Какое чудесное успокоение нисходило на меня в этой комнате.
Я шлепал в тапочках от мольберта к столику, ел яйцо всмятку и запивал его молоком, не отрывая взгляда от подрамника с портретом.
А что, если предоставить краскам свободу, не удерживать их стремления убежать?
Широко расставив ноги, я стоял посреди мастерской, чувствуя, как у меня дрожат колени. Нет, нет, не от слабости — от радости, от радости! Вот раскину руки и не упаду! И хоть под боком у меня оказалась спинка стула, я не схватился за нее, а широко развел руки.
Оступившись, я покачнулся, но на ковер не бухнулся.

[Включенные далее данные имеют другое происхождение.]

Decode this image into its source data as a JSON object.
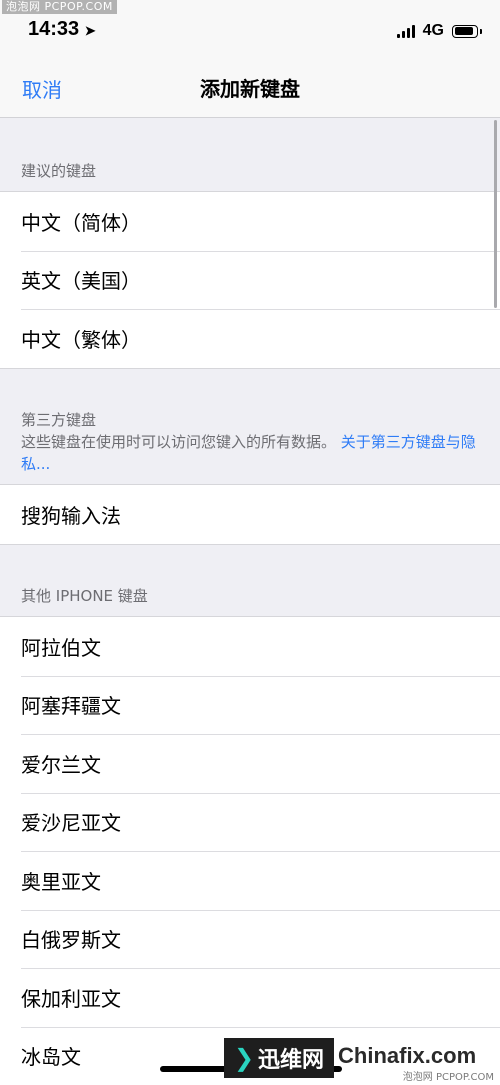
{
  "watermark_top": "泡泡网 PCPOP.COM",
  "status_bar": {
    "time": "14:33",
    "network": "4G"
  },
  "nav": {
    "cancel": "取消",
    "title": "添加新键盘"
  },
  "suggested": {
    "header": "建议的键盘",
    "items": [
      "中文（简体）",
      "英文（美国）",
      "中文（繁体）"
    ]
  },
  "third_party": {
    "header": "第三方键盘",
    "description": "这些键盘在使用时可以访问您键入的所有数据。",
    "link": "关于第三方键盘与隐私...",
    "items": [
      "搜狗输入法"
    ]
  },
  "other": {
    "header": "其他 IPHONE 键盘",
    "items": [
      "阿拉伯文",
      "阿塞拜疆文",
      "爱尔兰文",
      "爱沙尼亚文",
      "奥里亚文",
      "白俄罗斯文",
      "保加利亚文",
      "冰岛文"
    ]
  },
  "watermark_bottom": {
    "badge": "迅维网",
    "brand": "Chinafix.com",
    "small": "泡泡网 PCPOP.COM"
  }
}
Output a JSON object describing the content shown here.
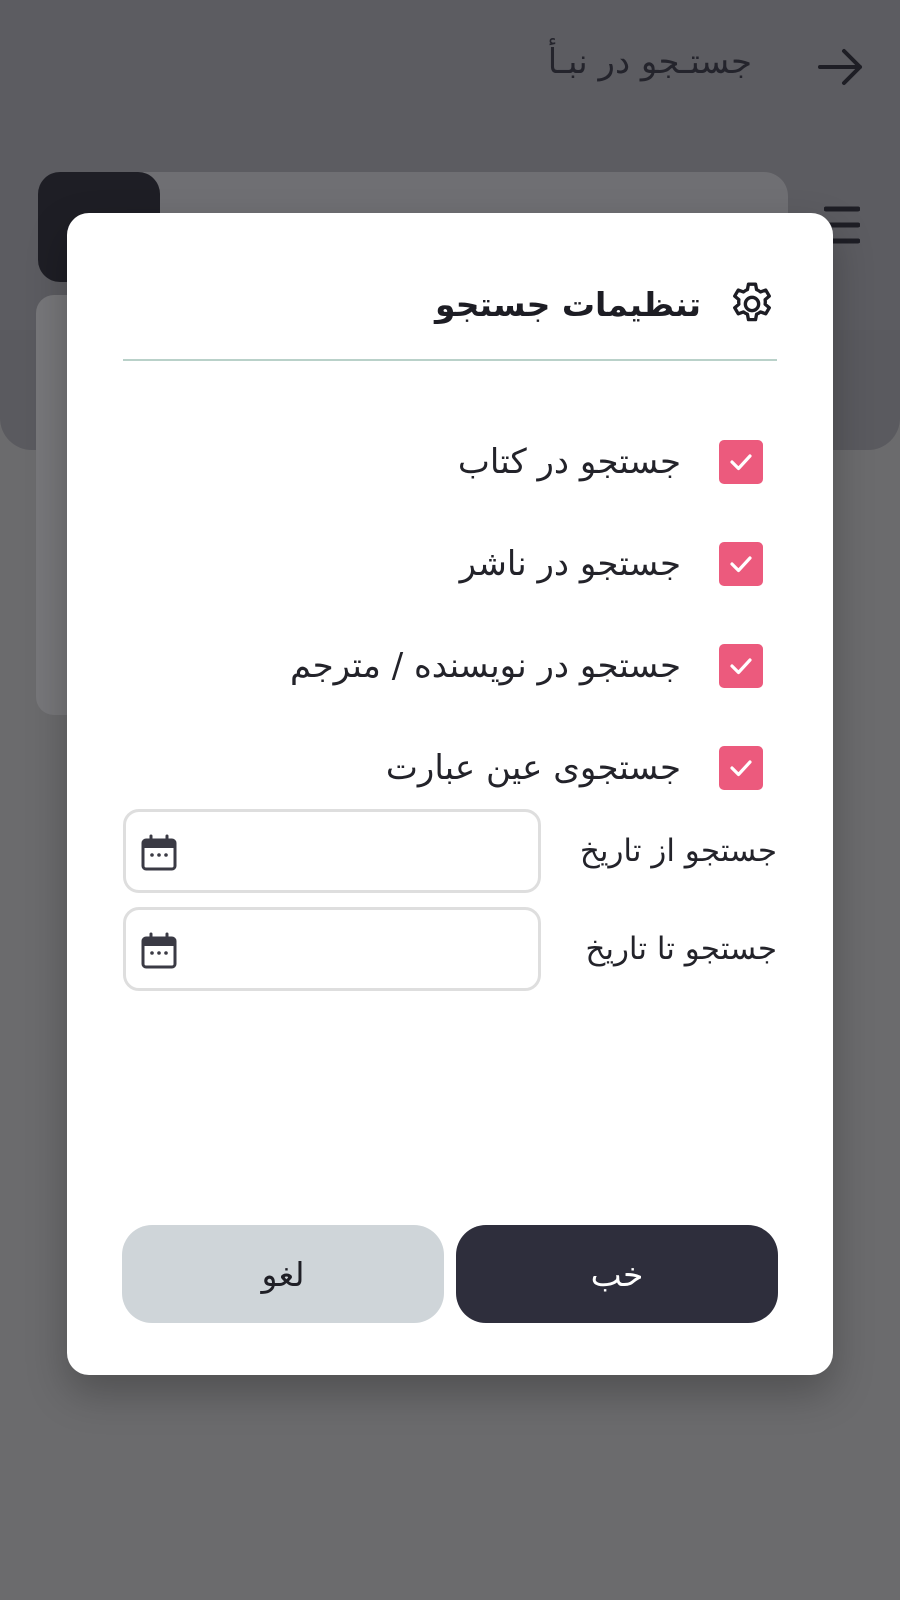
{
  "app": {
    "title": "جستـجو در نبـأ"
  },
  "dialog": {
    "title": "تنظیمات جستجو",
    "options": [
      {
        "label": "جستجو در کتاب",
        "checked": true
      },
      {
        "label": "جستجو در ناشر",
        "checked": true
      },
      {
        "label": "جستجو در نویسنده / مترجم",
        "checked": true
      },
      {
        "label": "جستجوی عین عبارت",
        "checked": true
      }
    ],
    "date_from": {
      "label": "جستجو از تاریخ",
      "value": ""
    },
    "date_to": {
      "label": "جستجو تا تاریخ",
      "value": ""
    },
    "ok_label": "خب",
    "cancel_label": "لغو"
  },
  "colors": {
    "accent_checkbox": "#ec5a7d",
    "primary_button": "#2e2e3c",
    "secondary_button": "#cfd5d9",
    "divider": "#b9d1c9"
  },
  "icons": {
    "back": "arrow-right-icon",
    "menu": "hamburger-menu-icon",
    "settings": "gear-icon",
    "checkbox": "check-icon",
    "calendar": "calendar-icon"
  }
}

Бросив недоеденное яйцо, не прикоснувшись к сыру, я выпил молоко и взялся за работу: вытащил старый, порядком обветшавший мольберт и установил его рядом с тем, на котором я писал портрет шьора Балдо; натянул на него большой холст.
— Поймаем мы тебя, не убежишь, — нашептывал я и мыл кисти, как мальчишка сгорая от нетерпения.
Незаметно, не раздумывая, втянулся в работу; я подстерегал мгновение, когда в краске забьется неукротимая тяга к побегу. Ждать пришлось недолго: мазок затрепетал, будто бы в него была вмонтирована неприметная глазу мембрана. На холст, белевший на старом мольберте, я перенес сгусток клокотавшей краски, которая, вздымая тонкую, вибрирующую оболочку, рвалась из глубины.
Как заблестела еще пенящаяся, кружащаяся краска!
(Она не утекала назад в свою черную дыру, подобно крови, струившейся из рассеченного горла.)
Опасаясь, чтобы краска не растеклась, не выплеснулась, не превратилась в брызги, я кистью поспешил ей на помощь, обведя ее зеленой каймой. Но тут мне показалось, что кромка вышла чересчур прочной и краска в ней ровно бы стиснута обручем, я разбавил окаймление другим цветом: оставив его наполовину зеленым, а наполовину сделав оранжевым.